Coronavirus and the Fragility of the U.S. Economy
The Roosevelt Institute organized a twitter chat on Friday, March 29th and invited me to participate, along with about twenty other people (under the hashtag #ProgressingAhead).
As a twitter newbie I found it a bit chaotic, like a video game I’d never played before. But the melee did help me clarify my thinking on some big issues. The first question they posted: “In striking ways, the #COVID19 crisis has exposed the fragility of the US economy and the immense power disparities built into our social contract. How is this fragility showing up in the ways that #coronavirus is affecting our economy?
My three tweets in response:
Extreme inequality reduces the supply of trust and solidarity. Pandemic increases the demand for trust and solidarity. Market forces can’t resolve this mismatch, and market-centric economics misleads. Similar problem with climate change…

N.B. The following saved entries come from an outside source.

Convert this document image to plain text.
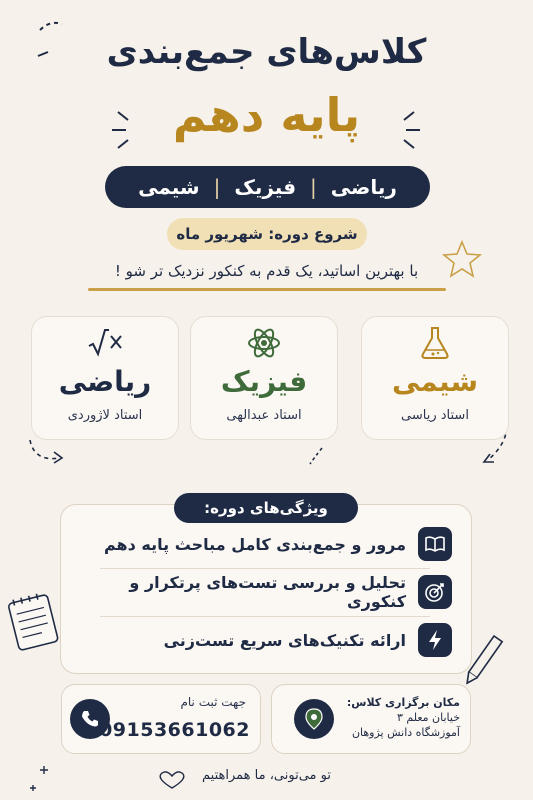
کلاس‌های جمع‌بندی
پایه دهم
ریاضی
|
فیزیک
|
شیمی
شروع دوره: شهریور ماه
با بهترین اساتید، یک قدم به کنکور نزدیک تر شو !
شیمی
استاد ریاسی
فیزیک
استاد عبدالهی
ریاضی
استاد لاژوردی
ویژگی‌های دوره:
مرور و جمع‌بندی کامل مباحث پایه دهم
تحلیل و بررسی تست‌های پرتکرار و کنکوری
ارائه تکنیک‌های سریع تست‌زنی
مکان برگزاری کلاس:
خیابان معلم ۳
آموزشگاه دانش پژوهان
جهت ثبت نام
09153661062
تو می‌تونی، ما همراهتیم
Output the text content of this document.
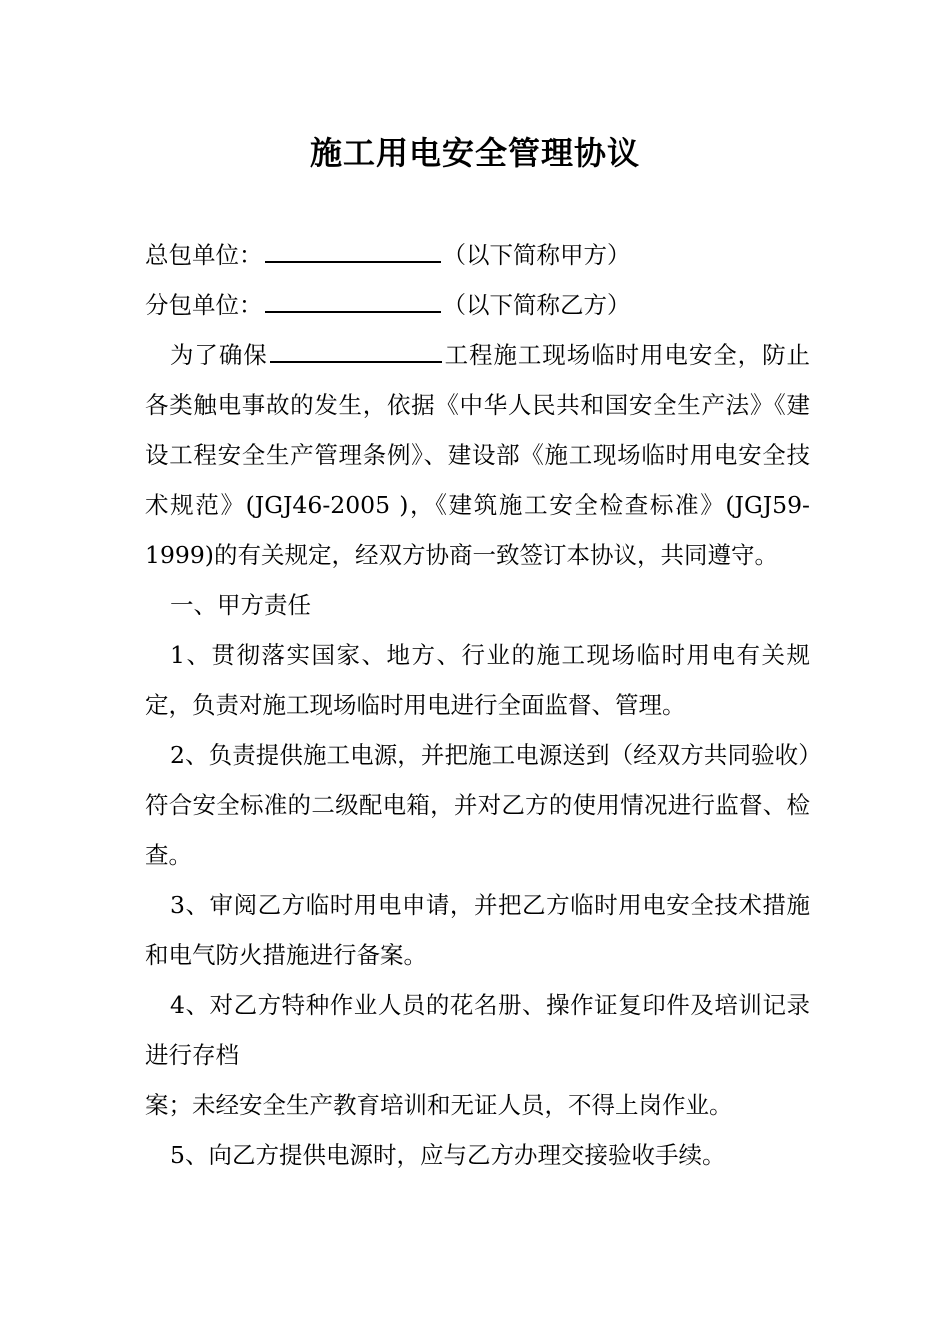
施工用电安全管理协议
总包单位：	（以下简称甲方）
分包单位：	（以下简称乙方）
为了确保	工程施工现场临时用电安全，防止各类触电事故的发生，依据《中华人民共和国安全生产法》《建设工程安全生产管理条例》、建设部《施工现场临时用电安全技术规范》(JGJ46-2005 )，《建筑施工安全检查标准》(JGJ59-1999)的有关规定，经双方协商一致签订本协议，共同遵守。
一、甲方责任
1、贯彻落实国家、地方、行业的施工现场临时用电有关规定，负责对施工现场临时用电进行全面监督、管理。
2、负责提供施工电源，并把施工电源送到（经双方共同验收）符合安全标准的二级配电箱，并对乙方的使用情况进行监督、检查。
3、审阅乙方临时用电申请，并把乙方临时用电安全技术措施和电气防火措施进行备案。
4、对乙方特种作业人员的花名册、操作证复印件及培训记录进行存档
案；未经安全生产教育培训和无证人员，不得上岗作业。
5、向乙方提供电源时，应与乙方办理交接验收手续。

No good deed goes unpunished. Altruism is compulsory for some, optional for others.Care workers become cannon fodder. The commander-in-chief praises their bravery and assures them they are going to win the war because he is such a great leader.

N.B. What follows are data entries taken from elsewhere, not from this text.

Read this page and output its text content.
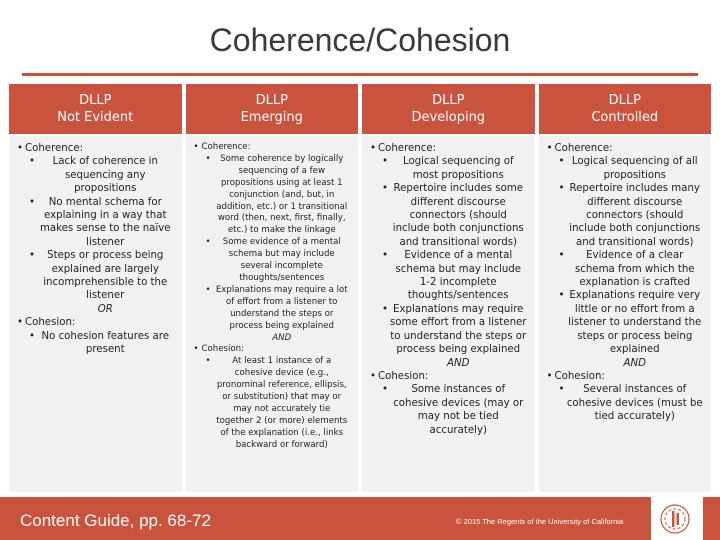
Coherence/Cohesion
DLLP
Not Evident
• Coherence:
•	Lack of coherence in sequencing any propositions
•	No mental schema for explaining in a way that makes sense to the naïve listener
•	Steps or process being explained are largely incomprehensible to the listener
OR
• Cohesion:
• No cohesion features are present
DLLP
Emerging
• Coherence:
•	Some coherence by logically sequencing of a few propositions using at least 1 conjunction (and, but, in addition, etc.) or 1 transitional word (then, next, first, finally, etc.) to make the linkage
•	Some evidence of a mental schema but may include several incomplete thoughts/sentences
• Explanations may require a lot of effort from a listener to understand the steps or process being explained
AND
• Cohesion:
•	At least 1 instance of a cohesive device (e.g., pronominal reference, ellipsis, or substitution) that may or may not accurately tie together 2 (or more) elements of the explanation (i.e., links backward or forward)
DLLP
Developing
• Coherence:
•	Logical sequencing of most propositions
• Repertoire includes some different discourse connectors (should include both conjunctions and transitional words)
•	Evidence of a mental schema but may include 1-2 incomplete thoughts/sentences
• Explanations may require some effort from a listener to understand the steps or process being explained
AND
• Cohesion:
•	Some instances of cohesive devices (may or may not be tied accurately)
DLLP
Controlled
• Coherence:
• Logical sequencing of all propositions
• Repertoire includes many different discourse connectors (should include both conjunctions and transitional words)
•	Evidence of a clear schema from which the explanation is crafted
• Explanations require very little or no effort from a listener to understand the steps or process being explained
AND
• Cohesion:
•	Several instances of cohesive devices (must be tied accurately)
Content Guide, pp. 68-72	© 2015 The Regents of the University of California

Women represent a disproportionate share of both paid and unpaid care workers. They are often the caregivers of last resort. And they don’t generally charge by the value of the unit of care provided. And we wonder why they make less money than men?
The last question:
“How do we make changes—both in the immediate response to #coronavirus and the long-term recovery—that build toward economic resiliency and inclusivity once the economy and health crises stabilize?”
My final response:
Build trust and solidarity, bring inequalities based on gender, race, ethnicity and citizenship into the policy discussion, strengthen progressive coalitions.